By the time I became a platoon leader, heroin addiction among soldiers returning from Vietnam was such a problem in the army that I encountered it all the time. When I would take a guy to be treated for an alcohol overdose, they would detox him and if necessary keep him in the hospital for a time and then return him to duty. But one time when I took a guy from my platoon who was addicted to heroin to the hospital to be treated for his addiction, they arrested him and threw him in the stockade the minute the word “heroin” came out of his mouth. Everybody knew soldiers were smoking pot and everyone knew there was a heroin problem among soldiers returning from Vietnam, but drugs in the army were a taboo subject and would remain so for years.
So I wasn’t surprised when I read of the cadets who overdosed this past weekend. Abusing one substance or another has no doubt been a part of army life since Caesar’s and Alexander’s time, alcohol being the acceptable drug of choice with all the others swept under this rug or that rug as they came into popular use. It was just a matter of time until cadets would accidentally overdose from fentanyl with that substance running amok in the culture, if you will, and now that it has happened, both West Point and the army will have to deal with it.

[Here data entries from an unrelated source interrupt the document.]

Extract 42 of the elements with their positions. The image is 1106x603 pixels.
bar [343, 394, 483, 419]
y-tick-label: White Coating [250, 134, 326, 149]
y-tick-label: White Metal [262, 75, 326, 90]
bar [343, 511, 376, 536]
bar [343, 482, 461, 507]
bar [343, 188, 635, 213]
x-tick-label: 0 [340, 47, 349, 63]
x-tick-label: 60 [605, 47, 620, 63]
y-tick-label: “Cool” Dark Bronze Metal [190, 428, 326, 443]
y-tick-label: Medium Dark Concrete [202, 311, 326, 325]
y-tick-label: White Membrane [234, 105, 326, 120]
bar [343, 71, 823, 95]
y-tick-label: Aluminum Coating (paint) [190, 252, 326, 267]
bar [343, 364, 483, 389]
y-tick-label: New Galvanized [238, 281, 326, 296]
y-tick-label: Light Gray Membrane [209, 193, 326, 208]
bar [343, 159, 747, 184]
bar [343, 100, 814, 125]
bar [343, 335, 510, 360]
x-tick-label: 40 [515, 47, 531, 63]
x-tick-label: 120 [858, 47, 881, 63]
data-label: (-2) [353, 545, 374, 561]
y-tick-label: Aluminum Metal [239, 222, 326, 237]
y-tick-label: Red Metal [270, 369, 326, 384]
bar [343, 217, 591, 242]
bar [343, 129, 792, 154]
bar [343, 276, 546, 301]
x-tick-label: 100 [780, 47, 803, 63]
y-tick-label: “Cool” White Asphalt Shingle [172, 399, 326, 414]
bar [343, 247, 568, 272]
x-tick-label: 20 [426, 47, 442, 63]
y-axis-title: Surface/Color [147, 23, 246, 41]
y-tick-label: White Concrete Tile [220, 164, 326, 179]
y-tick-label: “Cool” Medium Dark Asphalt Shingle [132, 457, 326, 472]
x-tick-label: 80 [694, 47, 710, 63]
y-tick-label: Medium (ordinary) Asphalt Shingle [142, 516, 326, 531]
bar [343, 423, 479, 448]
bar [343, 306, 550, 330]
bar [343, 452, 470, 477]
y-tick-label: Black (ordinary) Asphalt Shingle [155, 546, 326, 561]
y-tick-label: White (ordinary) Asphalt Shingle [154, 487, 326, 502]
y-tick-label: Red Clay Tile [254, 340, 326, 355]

I’m sure we’ll hear at some point in the near future that the Pentagon has started a program or a study of one kind or another to look into the whole fentanyl problem and what level of danger it presents to the military as a national security issue, because we can’t have our cadets and our soldiers going into cardiac arrest before they’ve had a chance to make it to the battlefield and defend the nation. But I rather doubt they will publicly address what’s in the bottles in every barracks and every military home and consumed daily, often as part of a military ritual or celebration or ceremony.
In the military, drinking alcohol has been associated with incidents of sexual harassment and abuse over the years. The alcohol that was once just a part of the army’s culture is now a big part of the continuing problem West Point and the army have had with sexual abuse and rape both at the academy and in the army, and I know this because women graduates have told me about it. Women at West Point and in the army and other uniformed services have complained that their allegations of rape and abuse aren’t taken seriously when it’s alleged that they were drunk at the time of the incident, a problem at civilian college campuses and in the population at large.
Alcohol was just a part of army life when I was growing up. It took me a lifetime to recover from that upbringing and a way of life I carried into my own adulthood and lived with for decades. It seemed normal but it wasn't. I barely survived living like there was no tomorrow. Now that I know there is one, I want to be there for it.
Old friend, You know I lived it with you. You presented more elegantly than I ever could, and I salute you. So sad, so true. Your prediction of the Army’s response is accurate. Bless you and thank you for all you have done and still do as the for the consummate professional you have always been.🪖👍
Alcohol, as we all know, is a depressant, a bliss-killer. It's not surprising that such a substance would be popular in a Judeo-Christian nation where bliss is seen as something to be avoided and especially in the military where bliss would be downright out of place. When I was in the Army at Ft. Bragg 1969,70,71 (XVIII Abn Corps) the resident division, the 82d Airborne was called "The Jumping Junkies". There was more heroin sold on Fort Bragg than in New York City at the time. Today's hard drugs don't allow a second chance.